The softening of the GST Council, which is made up of central and state government financial officials, comes as disagreement grows in central and state government ranks over the council’s hardline decision.
The Ministry of Electronics and Information Technology (MeitY), which is already the target of industry criticism for a lack of clarity on restrictions it will place on real-money gaming, said on July 17 that it would ask for a review of the GST Council’s decision.
Rajeev Chandrasekhar, the minister of state with MietY responsibilities, said the GST Council needs to take the ministry’s new regulatory framework into account in its decisions.

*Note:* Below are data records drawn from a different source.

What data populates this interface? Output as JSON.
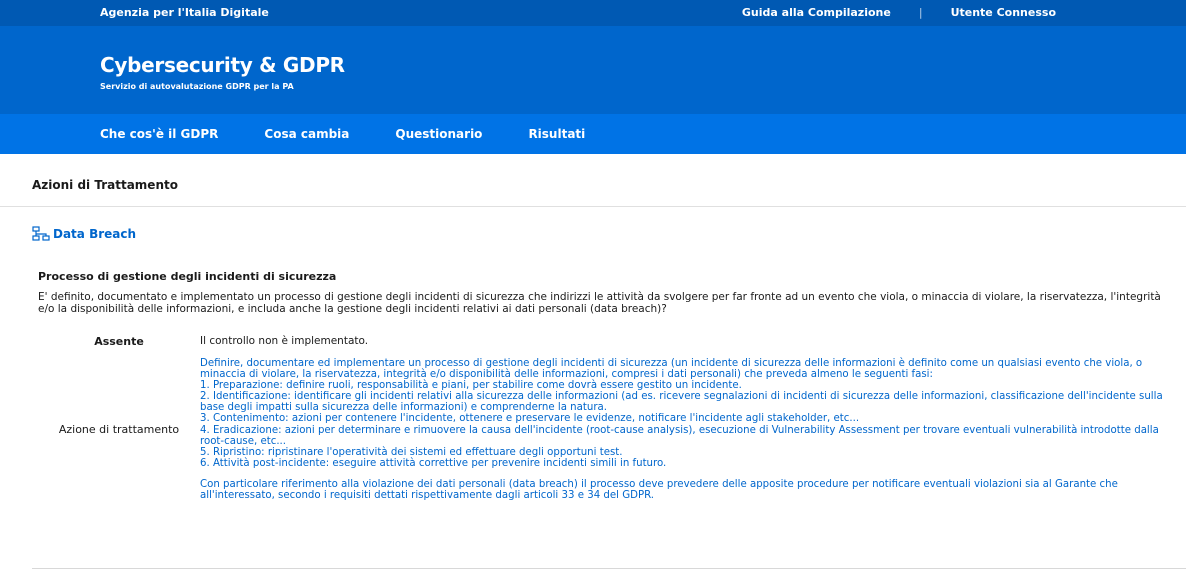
{
  "topbar": {
    "brand": "Agenzia per l'Italia Digitale",
    "guide_link": "Guida alla Compilazione",
    "separator": "|",
    "user_link": "Utente Connesso"
  },
  "header": {
    "title": "Cybersecurity & GDPR",
    "subtitle": "Servizio di autovalutazione GDPR per la PA"
  },
  "nav": {
    "items": [
      "Che cos'è il GDPR",
      "Cosa cambia",
      "Questionario",
      "Risultati"
    ]
  },
  "page": {
    "section_title": "Azioni di Trattamento",
    "breach_link": "Data Breach",
    "icon": "sitemap-icon"
  },
  "question": {
    "title": "Processo di gestione degli incidenti di sicurezza",
    "text": "E' definito, documentato e implementato un processo di gestione degli incidenti di sicurezza che indirizzi le attività da svolgere per far fronte ad un evento che viola, o minaccia di violare, la riservatezza, l'integrità e/o la disponibilità delle informazioni, e includa anche la gestione degli incidenti relativi ai dati personali (data breach)?"
  },
  "status": {
    "label": "Assente",
    "value": "Il controllo non è implementato."
  },
  "action": {
    "label": "Azione di trattamento",
    "lines": [
      "Definire, documentare ed implementare un processo di gestione degli incidenti di sicurezza (un incidente di sicurezza delle informazioni è definito come un qualsiasi evento che viola, o minaccia di violare, la riservatezza, integrità e/o disponibilità delle informazioni, compresi i dati personali) che preveda almeno le seguenti fasi:",
      "1. Preparazione: definire ruoli, responsabilità e piani, per stabilire come dovrà essere gestito un incidente.",
      "2. Identificazione: identificare gli incidenti relativi alla sicurezza delle informazioni (ad es. ricevere segnalazioni di incidenti di sicurezza delle informazioni, classificazione dell'incidente sulla base degli impatti sulla sicurezza delle informazioni) e comprenderne la natura.",
      "3. Contenimento: azioni per contenere l'incidente, ottenere e preservare le evidenze, notificare l'incidente agli stakeholder, etc...",
      "4. Eradicazione: azioni per determinare e rimuovere la causa dell'incidente (root-cause analysis), esecuzione di Vulnerability Assessment per trovare eventuali vulnerabilità introdotte dalla root-cause, etc...",
      "5. Ripristino: ripristinare l'operatività dei sistemi ed effettuare degli opportuni test.",
      "6. Attività post-incidente: eseguire attività correttive per prevenire incidenti simili in futuro."
    ],
    "note": "Con particolare riferimento alla violazione dei dati personali (data breach) il processo deve prevedere delle apposite procedure per notificare eventuali violazioni sia al Garante che all'interessato, secondo i requisiti dettati rispettivamente dagli articoli 33 e 34 del GDPR."
  }
}
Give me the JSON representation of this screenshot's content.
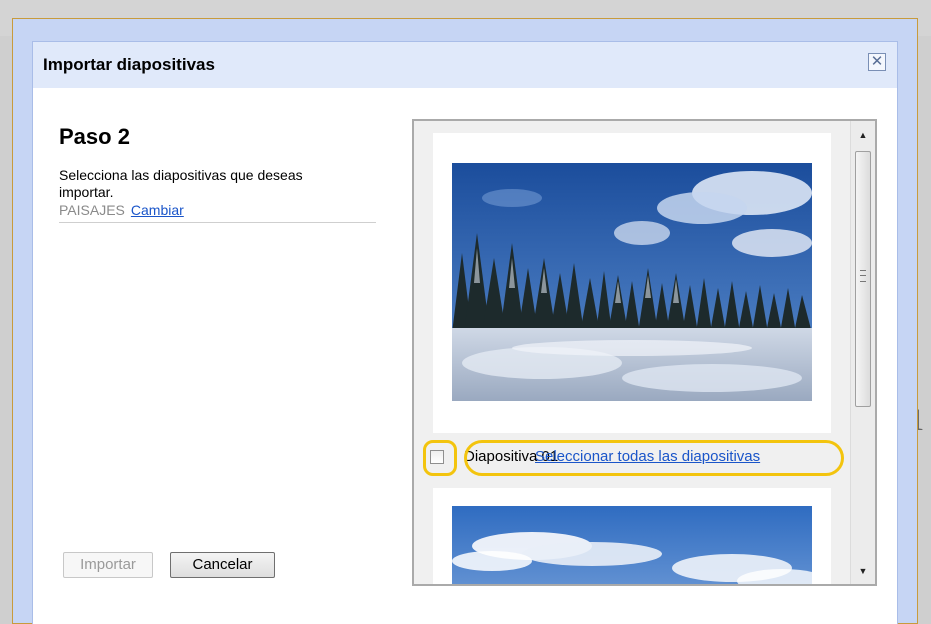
{
  "dialog": {
    "title": "Importar diapositivas",
    "close_icon": "close-icon"
  },
  "step": {
    "title": "Paso 2",
    "description": "Selecciona las diapositivas que deseas importar.",
    "source_name": "PAISAJES",
    "change_link": "Cambiar"
  },
  "buttons": {
    "import_label": "Importar",
    "cancel_label": "Cancelar"
  },
  "slides": [
    {
      "label": "Diapositiva 01",
      "checked": false,
      "thumbnail": "snowy-forest-landscape"
    },
    {
      "thumbnail": "blue-sky-clouds"
    }
  ],
  "select_all_link": "Seleccionar todas las diapositivas",
  "colors": {
    "link": "#1a55c9",
    "title_bar": "#e0e9fa",
    "dialog_frame": "#c6d5f4",
    "highlight": "#f3c40e"
  }
}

Several state government officials have also dissented against their own state delegates in the GST Council on the reasoning for the GST on volume and the potentially disastrous outcomes for smaller and start-up companies in the sector.
Arvind P. Datar, a senior advocate in the Madras High Court who represents gaming clients, said in the Indian Express on Tuesday that the GST Council has fuelled the “serious flaw in our taxation system [of] excessive focus on revenue maximisation”.
“It is equally important for policymakers to examine the collateral consequences of oppressive rates of taxation,” he wrote.
“Lower rates will result in lower tax collection on an individual product or service, but the increased growth in that industry will more than make up for the loss in taxes.
“The resultant increase in employment and its overall impact on the economy is perhaps the most critical factor that needs to be considered at this juncture,” he said.